The minister, Mr Amir, will spend the weekend on the Indonesian island of Sulawesi, where he is contesting a seat in next month’s parliamentary election. He’s expected back in Jakarta on Monday.
Corby and her family have complained repeatedly about the ongoing media scrutiny and the pending decision about the revocation of her parole. A decision by the minister is likely to end both.

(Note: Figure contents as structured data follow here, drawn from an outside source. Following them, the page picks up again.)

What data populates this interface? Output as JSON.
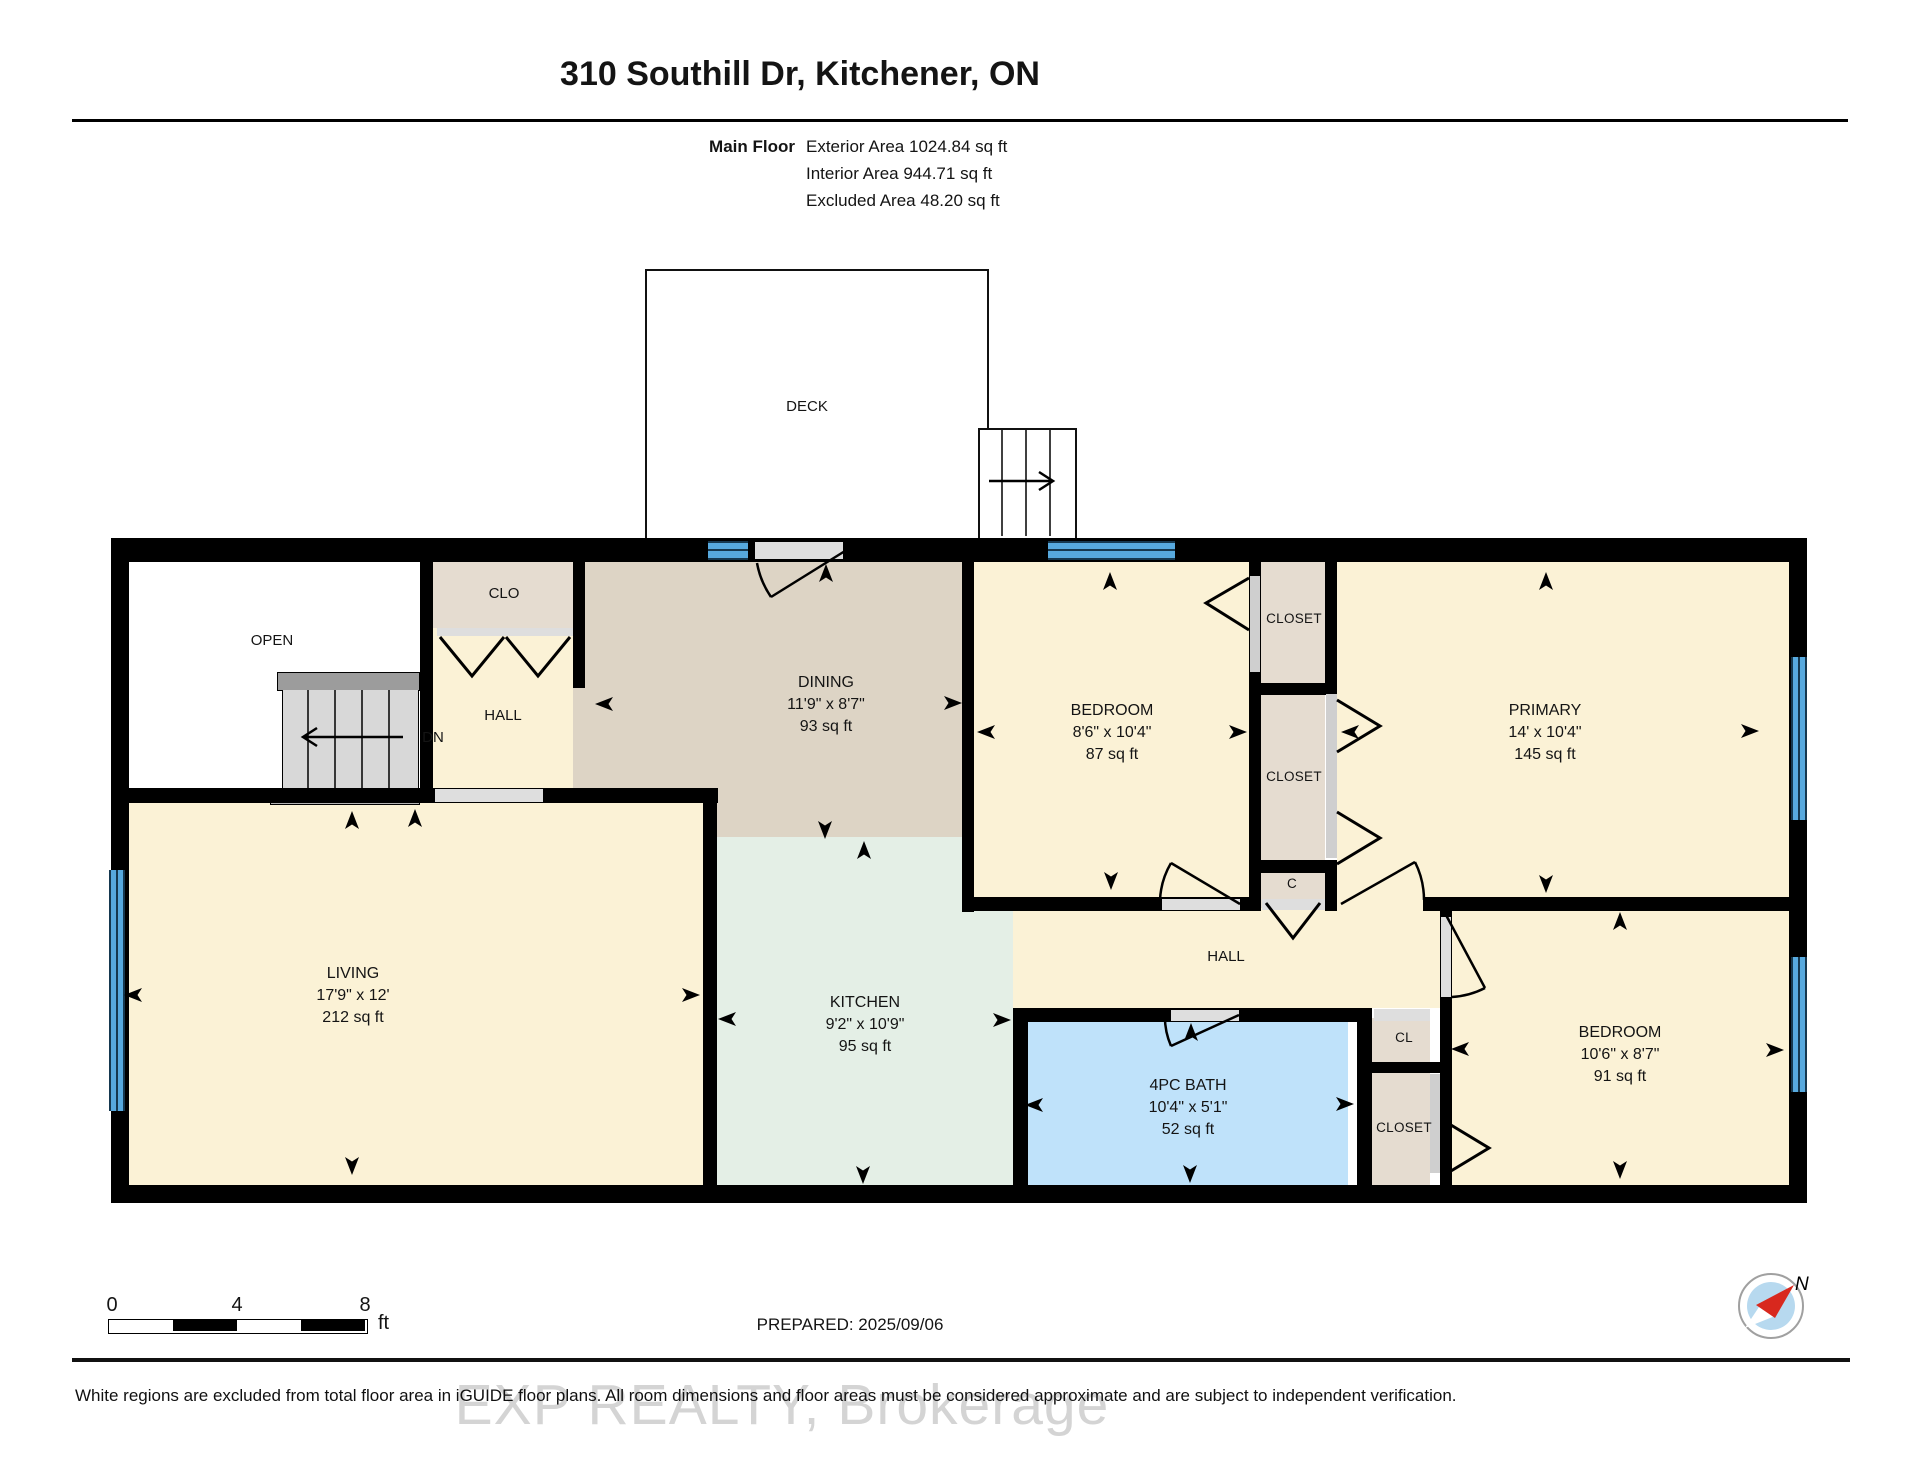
{
  "header": {
    "title": "310 Southill Dr, Kitchener, ON",
    "floor_label": "Main Floor",
    "areas": [
      {
        "label": "Exterior Area",
        "value": "1024.84 sq ft"
      },
      {
        "label": "Interior Area",
        "value": "944.71 sq ft"
      },
      {
        "label": "Excluded Area",
        "value": "48.20 sq ft"
      }
    ]
  },
  "rooms": {
    "living": {
      "name": "LIVING",
      "dims": "17'9\" x 12'",
      "area": "212 sq ft"
    },
    "dining": {
      "name": "DINING",
      "dims": "11'9\" x 8'7\"",
      "area": "93 sq ft"
    },
    "kitchen": {
      "name": "KITCHEN",
      "dims": "9'2\" x 10'9\"",
      "area": "95 sq ft"
    },
    "bath": {
      "name": "4PC BATH",
      "dims": "10'4\" x 5'1\"",
      "area": "52 sq ft"
    },
    "bedroom_top": {
      "name": "BEDROOM",
      "dims": "8'6\" x 10'4\"",
      "area": "87 sq ft"
    },
    "primary": {
      "name": "PRIMARY",
      "dims": "14' x 10'4\"",
      "area": "145 sq ft"
    },
    "bedroom_right": {
      "name": "BEDROOM",
      "dims": "10'6\" x 8'7\"",
      "area": "91 sq ft"
    },
    "deck": {
      "name": "DECK"
    },
    "open": {
      "name": "OPEN"
    },
    "hall_upper": {
      "name": "HALL"
    },
    "hall_lower": {
      "name": "HALL"
    },
    "clo": {
      "name": "CLO"
    },
    "closet_bedroom_top": {
      "name": "CLOSET"
    },
    "closet_primary": {
      "name": "CLOSET"
    },
    "closet_c": {
      "name": "C"
    },
    "cl": {
      "name": "CL"
    },
    "closet_bedroom_right": {
      "name": "CLOSET"
    },
    "stairs_label": "DN"
  },
  "scale_bar": {
    "ticks": [
      "0",
      "4",
      "8"
    ],
    "unit": "ft"
  },
  "compass": {
    "north_label": "N"
  },
  "footer": {
    "prepared": "PREPARED: 2025/09/06",
    "watermark": "EXP REALTY, Brokerage",
    "disclaimer": "White regions are excluded from total floor area in iGUIDE floor plans. All room dimensions and floor areas must be considered approximate and are subject to independent verification."
  },
  "colors": {
    "wall": "#000000",
    "room_cream": "#fbf2d6",
    "dining_tan": "#ddd4c5",
    "kitchen_green": "#e4efe6",
    "bath_blue": "#bfe2fa",
    "closet_beige": "#e5dcd0",
    "window_blue": "#57a9de",
    "stair_gray": "#d8d8d8"
  }
}
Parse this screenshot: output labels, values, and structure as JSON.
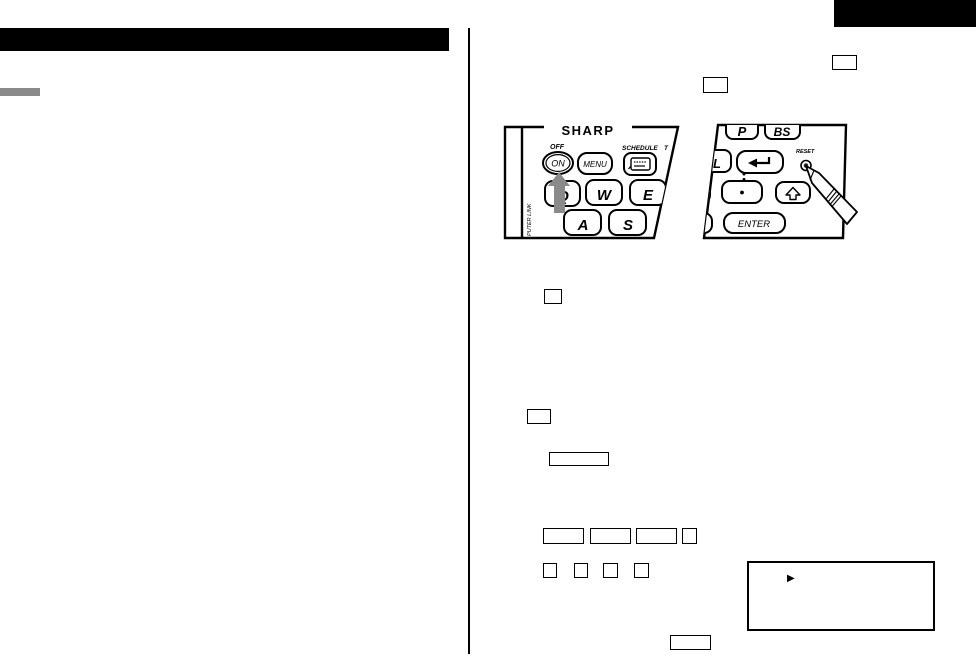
{
  "page": {
    "background_color": "#ffffff",
    "ink_color": "#000000",
    "accent_gray": "#8a8a8a",
    "note": ""
  },
  "left_keyboard": {
    "brand": "SHARP",
    "labels": {
      "off": "OFF",
      "schedule": "SCHEDULE",
      "schedule_next_partial": "T",
      "side_vertical": "PUTER LINK"
    },
    "keys": {
      "on": "ON",
      "menu": "MENU",
      "q": "Q",
      "w": "W",
      "e": "E",
      "a": "A",
      "s": "S"
    }
  },
  "right_keyboard": {
    "labels": {
      "reset": "RESET"
    },
    "keys": {
      "p": "P",
      "bs": "BS",
      "l": "L",
      "enter": "ENTER"
    }
  },
  "callout": {
    "bullet": "▶"
  }
}
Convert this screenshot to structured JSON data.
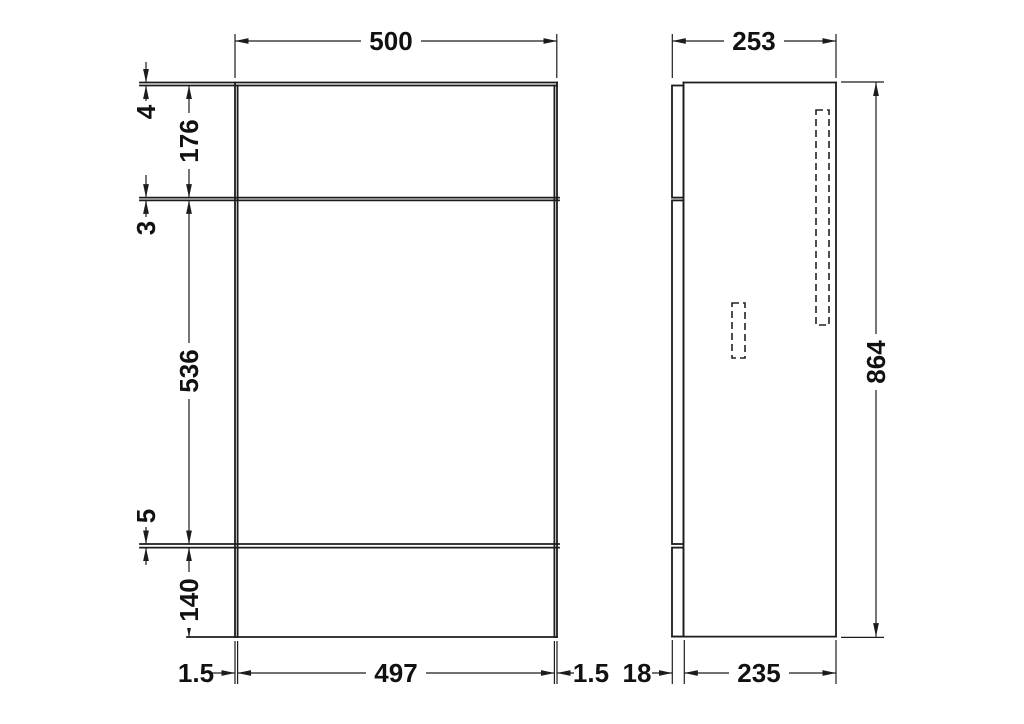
{
  "colors": {
    "background": "#ffffff",
    "line": "#1c1c1c",
    "text": "#111111"
  },
  "front_view": {
    "width_label": "500",
    "rim_thickness": "4",
    "top_panel_height": "176",
    "top_gap": "3",
    "door_height": "536",
    "bottom_gap": "5",
    "plinth_height": "140",
    "left_edge_inset": "1.5",
    "panel_width": "497",
    "right_edge_inset": "1.5"
  },
  "side_view": {
    "depth_label": "253",
    "height_label": "864",
    "door_thickness": "18",
    "body_depth": "235"
  }
}
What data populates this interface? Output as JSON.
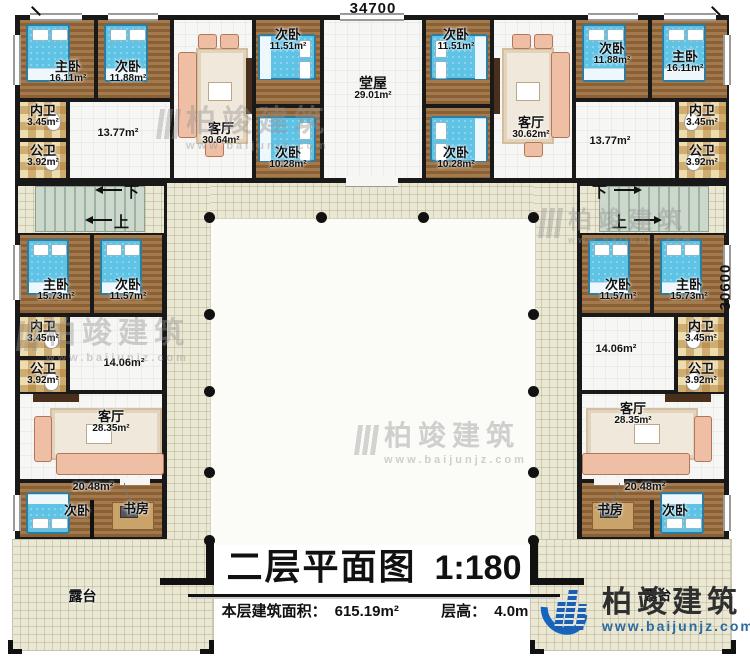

Earlier this week Corby took a knife her wrist during a meeting with officials at the Corby home, in what Mr Sunar interpreted as a suicide attempt and which Corby’s brother-in-law Wayan Widyartha admitted was a sign of stress.
“She stayed in the toilet for the whole day, she’s still on heavy medication … for her depression,” Mr Wayan said.
On Friday, two Australian journalists — Daniel Sutton from the Ten Network and freelance photographer Nathan Richter, were both deported from Bali for working on tourist visas.
Officials said it was simply a routine check.